Formerly called StorageCare Vision and now just Vision, the software has also been optimised for operation over the WAN and monitors all Quantum disk and tape products. That includes those released since the previous Vision version came out, such as the DXi7500, Chaher said.

Brian Garrett, technical director of ESG Labs, recently tested the new Vision software. "I found tools such as the de-duplication trend analysis to be an excellent example of Vision's rich capabilities. It should bring significant value to customers grappling with the challenges associated with effective management of their data protection resources," he said.

The new low-end DXi7500 should make it easier and cheaper for enterprises to buy into high-performance de-duplication, Chaher said.

Not only does it have half the disk capacity of the previous low-end model - 16 750GB drives, in three RAID5 groups plus a hot spare - but because it only has one shelf of hard drives, Quantum was able to trim its cost by removing the Fibre Channel switch that's in larger models.
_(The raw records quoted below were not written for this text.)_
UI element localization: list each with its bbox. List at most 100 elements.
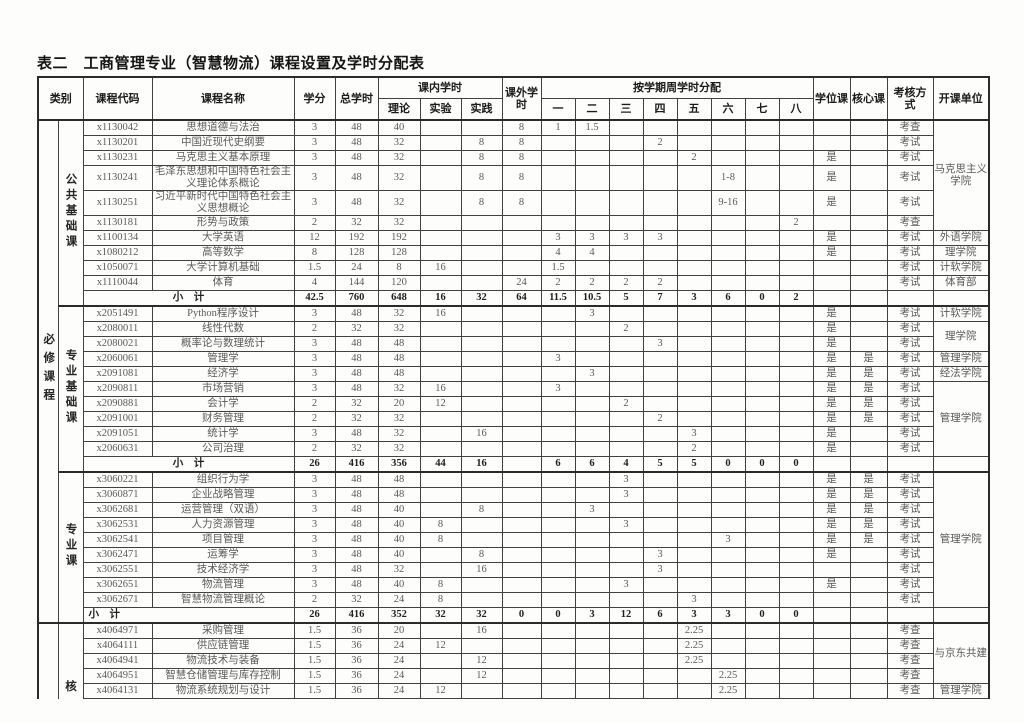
cell-degree-flag: 是 (812, 517, 851, 533)
cell-semester-2 (574, 653, 610, 669)
cell-semester-2 (574, 260, 610, 276)
cell-semester-1 (540, 668, 576, 684)
subtotal-semester-3: 12 (608, 607, 644, 624)
header-core-course: 核心课 (849, 76, 888, 121)
cell-semester-2: 3 (574, 305, 610, 322)
table-header: 类别 课程代码 课程名称 学分 总学时 课内学时 课外学时 按学期周学时分配 学… (37, 76, 990, 121)
cell-semester-5 (676, 215, 712, 231)
cell-theory-hours: 32 (377, 150, 421, 166)
cell-assessment: 考查 (886, 683, 934, 699)
cell-semester-2 (574, 441, 610, 457)
cell-degree-flag (812, 622, 851, 639)
course-row: x2090811 市场营销 3 48 32 16 3 是是考试 管理学院 (38, 381, 990, 457)
course-row: x1100134 大学英语 12 192 192 3 3 3 3 是考试 外语学院 (38, 230, 990, 246)
cell-theory-hours: 40 (377, 577, 421, 593)
header-semester-5: 五 (676, 98, 712, 121)
cell-semester-8 (778, 135, 814, 151)
cell-practice-hours (460, 411, 503, 427)
cell-semester-8 (778, 230, 814, 246)
cell-semester-1: 3 (540, 351, 576, 367)
cell-credit: 3 (293, 532, 336, 548)
cell-credit: 3 (293, 426, 336, 442)
cell-practice-hours (460, 381, 503, 397)
cell-practice-hours (460, 230, 503, 246)
cell-semester-2 (574, 351, 610, 367)
cell-semester-5 (676, 366, 712, 382)
cell-extra-hours (501, 245, 542, 261)
cell-total-hours: 36 (334, 683, 379, 699)
cell-semester-6: 1-8 (710, 165, 746, 191)
course-row: x4064131 物流系统规划与设计 1.5 36 24 12 2.25 考查 管理学院 (38, 683, 990, 699)
cell-semester-1: 4 (540, 245, 576, 261)
cell-extra-hours (501, 683, 542, 699)
cell-practice-hours: 8 (460, 165, 503, 191)
cell-theory-hours: 120 (377, 275, 421, 291)
cell-experiment-hours (419, 653, 462, 669)
header-semester-2: 二 (574, 98, 610, 121)
cell-extra-hours: 8 (501, 190, 542, 216)
subtotal-semester-6: 6 (710, 290, 746, 307)
cell-semester-4 (642, 381, 678, 397)
cell-assessment: 考查 (886, 653, 934, 669)
cell-credit: 2 (293, 215, 336, 231)
cell-course-code: x3062551 (82, 562, 153, 578)
cell-theory-hours: 24 (377, 638, 421, 654)
cell-semester-2 (574, 683, 610, 699)
cell-offering-unit: 外语学院 (932, 230, 990, 246)
cell-extra-hours (501, 260, 542, 276)
subtotal-semester-6: 0 (710, 456, 746, 473)
header-row-1: 类别 课程代码 课程名称 学分 总学时 课内学时 课外学时 按学期周学时分配 学… (37, 76, 990, 121)
cell-semester-3 (608, 150, 644, 166)
cell-course-name: 大学英语 (151, 230, 295, 246)
cell-practice-hours (460, 305, 503, 322)
cell-experiment-hours: 12 (419, 638, 462, 654)
cell-credit: 1.5 (293, 622, 336, 639)
cell-total-hours: 48 (334, 150, 379, 166)
subtotal-semester-8: 2 (778, 290, 814, 307)
cell-assessment: 考查 (886, 638, 934, 654)
cell-experiment-hours: 16 (419, 305, 462, 322)
cell-experiment-hours: 8 (419, 592, 462, 608)
course-row: x3060871 企业战略管理 3 48 48 3 是是考试 (38, 487, 989, 503)
cell-practice-hours (460, 321, 503, 337)
cell-extra-hours (501, 381, 542, 397)
cell-practice-hours (460, 517, 503, 533)
cell-semester-1 (540, 683, 576, 699)
cell-semester-5 (676, 577, 712, 593)
cell-semester-8 (778, 638, 814, 654)
cell-semester-7 (744, 305, 780, 322)
cell-semester-3: 2 (608, 396, 644, 412)
cell-practice-hours: 12 (460, 668, 503, 684)
cell-credit: 2 (293, 592, 336, 608)
cell-course-name: 运筹学 (151, 547, 295, 563)
cell-course-code: x3060221 (82, 471, 153, 488)
cell-semester-5 (676, 351, 712, 367)
cell-total-hours: 48 (334, 577, 379, 593)
cell-degree-flag: 是 (812, 471, 851, 488)
course-row: x2090881 会计学 2 32 20 12 2 是是考试 (38, 396, 989, 412)
cell-credit: 8 (293, 245, 336, 261)
cell-course-code: x3062471 (82, 547, 153, 563)
cell-semester-6 (710, 230, 746, 246)
cell-credit: 3 (293, 547, 336, 563)
cell-practice-hours (460, 351, 503, 367)
cell-semester-7 (744, 351, 780, 367)
cell-extra-hours (501, 668, 542, 684)
cell-practice-hours: 8 (460, 547, 503, 563)
cell-extra-hours (501, 471, 542, 488)
course-row: x3062651 物流管理 3 48 40 8 3 是考试 (38, 577, 989, 593)
subtotal-label: 小 计 (82, 607, 295, 624)
cell-semester-1 (540, 577, 576, 593)
cell-practice-hours: 8 (460, 135, 503, 151)
subtotal-extra-hours: 0 (501, 607, 542, 624)
cell-credit: 3 (293, 562, 336, 578)
cell-semester-4: 2 (642, 135, 678, 151)
cell-experiment-hours (419, 441, 462, 457)
cell-semester-7 (744, 668, 780, 684)
cell-core-flag (849, 638, 888, 654)
cell-core-flag: 是 (849, 517, 888, 533)
subtotal-assessment (886, 607, 934, 624)
cell-semester-7 (744, 532, 780, 548)
cell-semester-3 (608, 502, 644, 518)
cell-extra-hours (501, 638, 542, 654)
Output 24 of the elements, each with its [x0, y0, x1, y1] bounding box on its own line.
The 9TB DXi7500 will not overlap with Quantum's midrange DXi5500 family, which offers similar capacity points, because the 5500 has much more limited growth capability, Chaher said.

"You don't need to change controllers, just put the Fibre Channel switch back in, for the same box to grow to the full 180TB capacity of the 7500," he said. "Plus the 7500 has policy-based de-duplication, which the 5500 doesn't."

The company said that Quantum Vision is available as software to run on a customer's Windows server, and costs from $7500 (£4,593) for a system licensed to manage two disk or tape systems. List pricing for the 9TB 7500DXi is around $135,000 (£82,677), Quantum said.